前回は、100%リソースの設計と100%イベントの設計の使い分けについて考察してみた。しかしながら実際には100%リソースの設計はあっても、100%イベントの設計というのは見られない*1。なぜであろうか。

答えは単に正規化の議論を思いだしてもらえばよい。正規化がなぜ必要かという議論は、通常同じ情報が多くの場所に散乱してしまうとメンテナンスは非常に面倒になるという所から始まる。共通化できる情報はくくりだし一元管理するべきだということになる。この議論を理論化したものが第1〜第3正規形である。

第3正規形までは元の情報は失われない。きちんと外部キーを保持すれば結合することで元の100%イベントの状態に復元が可能である。それに対し、100%リソースやイベントからリソースをくくりださないT-ER手法などの設計手法では、元の業務は復元できない。なお、このときID/複合主キーのないイベントはありえてもID/複合主キーのないリソースは存在しえないという知見も得られる。

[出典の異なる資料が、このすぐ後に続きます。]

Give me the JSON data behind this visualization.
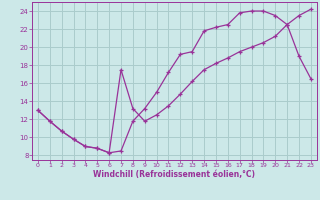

ここで、はぶ先生の在庫管理のER図を見ると、結果としてイベントの共通項目がリソースとしてくくりだされているのがわかる。すなわち、このモデルから100%イベントは復元可能である。繰り返すようであるが、復元可能ということは情報が落ちていないということであるわけだから、変更に対処しやすいのも道理である。もし新しい業務が発生すれば、それは新しいイベントが増加するわけだからイベントのエンティティを追加し正規化すればよいし、旧来の業務の管理項目が増えたならばどこかに対応するイベントがあるわけだからそこかリレーション先のリソースに項目を増やせばよいだけだということになる。

さて、次回は「数量」や「登録/更新日付」という問題にチャレンジしてみよう(<本気か?)

*1:マスタ/リソース、トランザクション/イベントと混在していたので、特に理由のない限りリソース、イベントに統一する。